Currently, the groundbreaking progress of immune checkpoint inhibitors has benefited patients with various types of tumors. However, the efficacy of these inhibitors is constrained by the tumor immune-suppressive microenvironment. Furthermore, the hypoxia mediated by intratumoral vascular compression further weakens the anti-tumor immune response within the tumor. Herein, we have meticulously developed a drug-sustained-release scaffold that contains three drug components of oxaliplatin, losartan, and immune checkpoint inhibitor (anti-PD-L1), structured with a thermosensitive hydrogel F127 that can gel in situ upon triggering at body temperature. Oxaliplatin, an effective chemotherapeutic agent, can induce immunogenic cell death in tumor, effectively alleviating the tumor immune-suppressive microenvironment.

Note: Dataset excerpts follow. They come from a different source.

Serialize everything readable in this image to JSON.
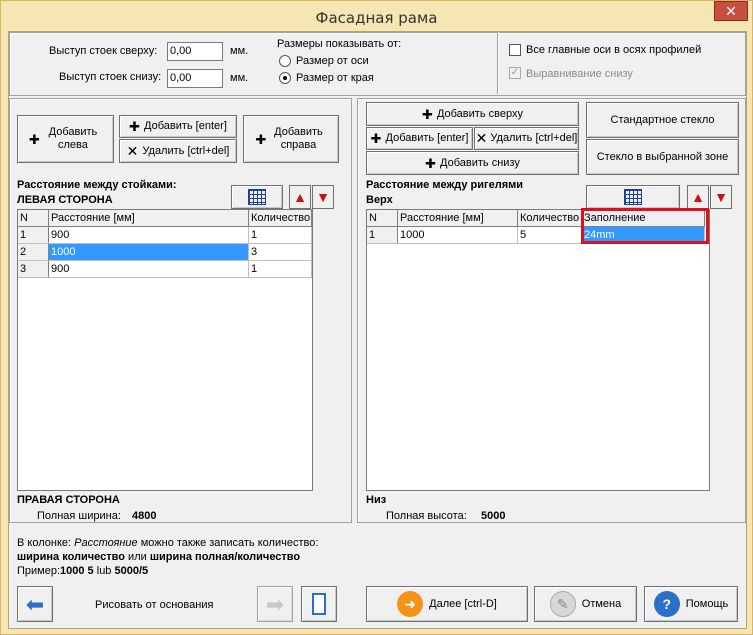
{
  "window": {
    "title": "Фасадная рама",
    "close": "✕"
  },
  "top": {
    "offset_top_label": "Выступ стоек сверху:",
    "offset_top_value": "0,00",
    "offset_bottom_label": "Выступ стоек снизу:",
    "offset_bottom_value": "0,00",
    "unit": "мм.",
    "show_label": "Размеры показывать от:",
    "radio_axis": "Размер от оси",
    "radio_edge": "Размер от края",
    "check_axes": "Все главные оси в осях профилей",
    "check_align": "Выравнивание снизу"
  },
  "left": {
    "add_left": "Добавить слева",
    "add_enter": "Добавить [enter]",
    "delete": "Удалить [ctrl+del]",
    "add_right": "Добавить справа",
    "heading": "Расстояние между стойками:",
    "side": "ЛЕВАЯ СТОРОНА",
    "columns": [
      "N",
      "Расстояние [мм]",
      "Количество"
    ],
    "rows": [
      {
        "n": "1",
        "dist": "900",
        "qty": "1"
      },
      {
        "n": "2",
        "dist": "1000",
        "qty": "3"
      },
      {
        "n": "3",
        "dist": "900",
        "qty": "1"
      }
    ],
    "bottom_side": "ПРАВАЯ СТОРОНА",
    "total_label": "Полная ширина:",
    "total_value": "4800"
  },
  "right": {
    "add_top": "Добавить сверху",
    "add_enter": "Добавить [enter]",
    "delete": "Удалить [ctrl+del]",
    "add_bottom": "Добавить снизу",
    "std_glass": "Стандартное стекло",
    "zone_glass": "Стекло в выбранной зоне",
    "heading": "Расстояние между ригелями",
    "side": "Верх",
    "columns": [
      "N",
      "Расстояние [мм]",
      "Количество",
      "Заполнение"
    ],
    "rows": [
      {
        "n": "1",
        "dist": "1000",
        "qty": "5",
        "fill": "24mm"
      }
    ],
    "bottom_side": "Низ",
    "total_label": "Полная высота:",
    "total_value": "5000"
  },
  "hint": {
    "line1_a": "В колонке: ",
    "line1_b": "Расстояние",
    "line1_c": " можно также записать количество:",
    "line2_a": "ширина количество",
    "line2_b": " или ",
    "line2_c": "ширина полная/количество",
    "line3_a": "Пример:",
    "line3_b": "1000 5",
    "line3_c": "  lub ",
    "line3_d": "5000/5"
  },
  "footer": {
    "draw_label": "Рисовать от основания",
    "next": "Далее [ctrl-D]",
    "cancel": "Отмена",
    "help": "Помощь"
  },
  "colors": {
    "selection": "#3399ff",
    "highlight_border": "#e0101a",
    "arrow_red": "#d01010",
    "blue_arrow": "#2a6fc9"
  }
}
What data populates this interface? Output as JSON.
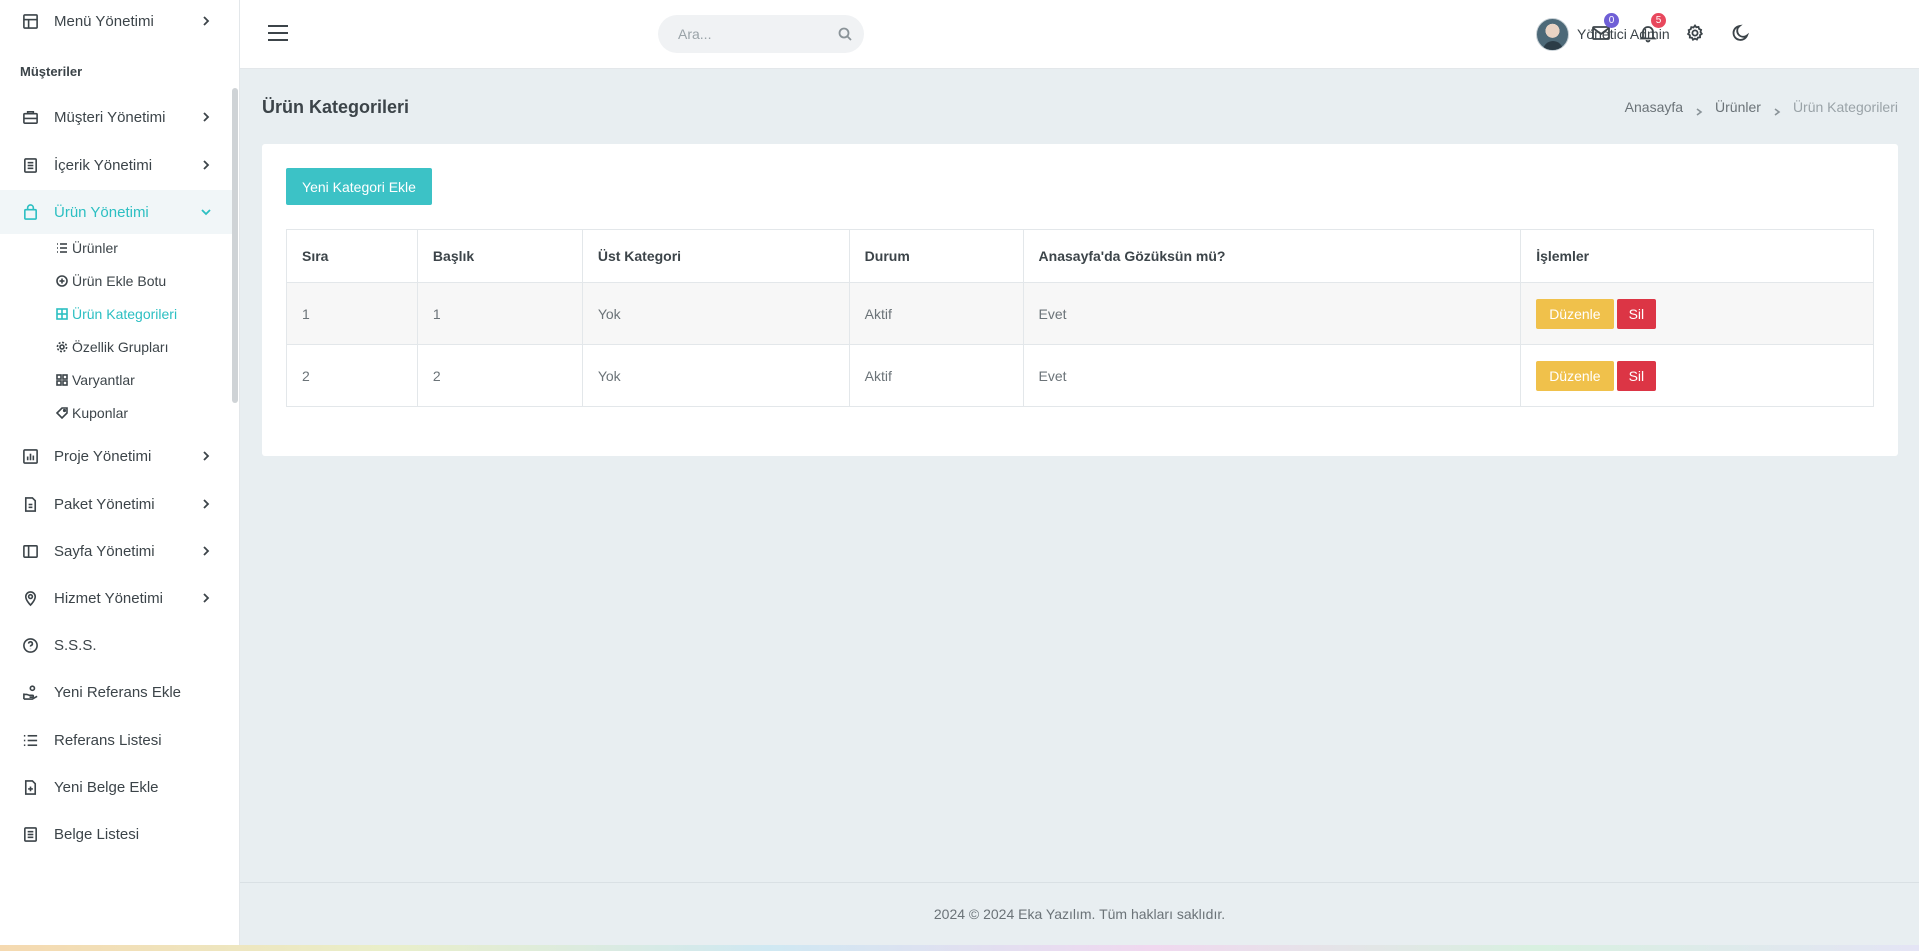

Meanwhile, losartan potassium, a clinical antihypertensive drug, can reduce tumor stroma, lower tumor solid stress, and relieve intratumoral vascular compression, thereby improving tumor hypoxia. The anti-PD-L1 is a widely used immune checkpoint inhibitor and can precisely block the binding of PD-L1 to PD-1, activating T cell-mediated anti-tumor immune responses. The constructed F127@Oxpt-Los-aPDL1 scaffold triggers a potent anti-tumor immune response, achieving outstanding tumor suppression effects and even induces a powerful abscopal effect, effectively inhibiting the growth of distant tumors. This research presents a novel combination treatment strategy aimed at enhancing the efficacy of immune checkpoint inhibition therapy in stroma-rich tumors.

Immunogenic cell death; Sustained-release thermosensitive scaffold; Tumor immunotherapy; Tumor solid stress; Vascular compression.